Ben Salem worried greatly about future global developments including the pull-out of US forces in Afghanistan and a potential (eventual) stabilisation in Syria which will prompt foreign fighters to return or migrate to new areas. He feared that we may be gearing up to a “clash of civilisations”: a conflict between secularists and jihadists. Tunisia, in Ben Salem’s opinion, is not set up to deal with this. He agreed with Gartenstein-Ross saying that the security forces are not prepared for this problem and there is no historical precedent for dealing with this threat. He hoped that Europe will support and stand next to Tunisia to help. A response to these developments should be unified and global.
The floor was then opened up to discussion with one participant asking what the response of the Tunisian government is to counter AST’s advertising and publicity machine. Gartenstein-Ross acknowledged that there has not been much of a response from the Tunisian government, as they are not prepared to deal with this yet. Ben Salem agreed and argued that one of the most important debates is about the role of the mass media. One of the benefits of the revolution was the opening of the freedom of speech, before the revolution even the ministers were not allowed to talk freely. He argued that civil society and the media will play an important role. But the country is still in transition, there is not an adequate professional level yet. Even journalists are not yet used to the level of openness in the country.

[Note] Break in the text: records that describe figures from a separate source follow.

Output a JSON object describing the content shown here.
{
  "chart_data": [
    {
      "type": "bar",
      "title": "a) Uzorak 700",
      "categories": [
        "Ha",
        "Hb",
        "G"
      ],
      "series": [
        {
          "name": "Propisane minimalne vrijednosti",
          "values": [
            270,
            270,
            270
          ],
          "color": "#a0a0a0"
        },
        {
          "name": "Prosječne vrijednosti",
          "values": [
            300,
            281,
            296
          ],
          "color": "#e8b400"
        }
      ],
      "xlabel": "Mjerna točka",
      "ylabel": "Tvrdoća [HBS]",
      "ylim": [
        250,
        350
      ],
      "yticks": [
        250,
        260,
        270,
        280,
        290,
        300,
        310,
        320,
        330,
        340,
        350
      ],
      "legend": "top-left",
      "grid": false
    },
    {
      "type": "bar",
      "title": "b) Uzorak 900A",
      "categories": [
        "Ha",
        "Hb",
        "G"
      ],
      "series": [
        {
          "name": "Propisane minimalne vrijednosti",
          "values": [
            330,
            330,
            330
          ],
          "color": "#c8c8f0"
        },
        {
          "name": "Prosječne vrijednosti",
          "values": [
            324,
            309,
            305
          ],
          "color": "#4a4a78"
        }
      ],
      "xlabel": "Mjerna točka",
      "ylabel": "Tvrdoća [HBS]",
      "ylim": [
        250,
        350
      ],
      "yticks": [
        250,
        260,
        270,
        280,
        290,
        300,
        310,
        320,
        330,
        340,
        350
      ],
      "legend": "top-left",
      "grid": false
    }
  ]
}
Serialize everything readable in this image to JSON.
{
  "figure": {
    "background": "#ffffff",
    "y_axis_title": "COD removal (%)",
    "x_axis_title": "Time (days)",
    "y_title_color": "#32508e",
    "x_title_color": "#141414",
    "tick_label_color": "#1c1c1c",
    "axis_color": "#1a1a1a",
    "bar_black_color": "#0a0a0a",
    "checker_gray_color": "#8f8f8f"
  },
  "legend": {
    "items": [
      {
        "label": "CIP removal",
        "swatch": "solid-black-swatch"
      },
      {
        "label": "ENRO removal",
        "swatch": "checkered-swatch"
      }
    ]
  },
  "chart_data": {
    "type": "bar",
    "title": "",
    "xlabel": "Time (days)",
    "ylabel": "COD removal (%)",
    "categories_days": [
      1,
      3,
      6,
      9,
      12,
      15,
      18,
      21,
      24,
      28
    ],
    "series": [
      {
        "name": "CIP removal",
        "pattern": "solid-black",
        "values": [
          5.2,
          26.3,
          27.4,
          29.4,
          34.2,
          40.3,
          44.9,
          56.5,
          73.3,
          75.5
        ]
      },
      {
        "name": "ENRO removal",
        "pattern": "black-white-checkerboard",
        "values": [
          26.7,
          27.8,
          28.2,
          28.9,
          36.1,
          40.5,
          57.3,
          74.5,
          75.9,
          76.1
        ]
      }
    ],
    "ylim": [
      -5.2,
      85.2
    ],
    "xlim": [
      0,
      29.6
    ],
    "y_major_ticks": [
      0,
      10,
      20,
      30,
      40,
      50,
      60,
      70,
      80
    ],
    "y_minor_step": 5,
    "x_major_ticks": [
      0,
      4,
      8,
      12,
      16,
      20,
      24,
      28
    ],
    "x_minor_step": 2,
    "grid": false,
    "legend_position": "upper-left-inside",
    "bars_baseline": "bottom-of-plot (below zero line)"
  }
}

Another participant asked how important the role of the political transition is and of those who were in the President Zine El Abidine Ben Ali government being integrated into the new government? Ben Salem argued that Tunisia is now closing that chapter. The task of the current government is to stabilise Tunisia and to organise the next elections. The meeting closed with an informal drinks reception.
Daveed Gartenstein-Ross, “Raising the Stakes: Ansar al-Sharia in Tunisia’s Shift to Jihad” (February 2014).
Daveed Gartenstein-Ross, “Ansar al-Sharia Tunisia’s Long Game: Dawa, Hisba and Jihad” (May 2013).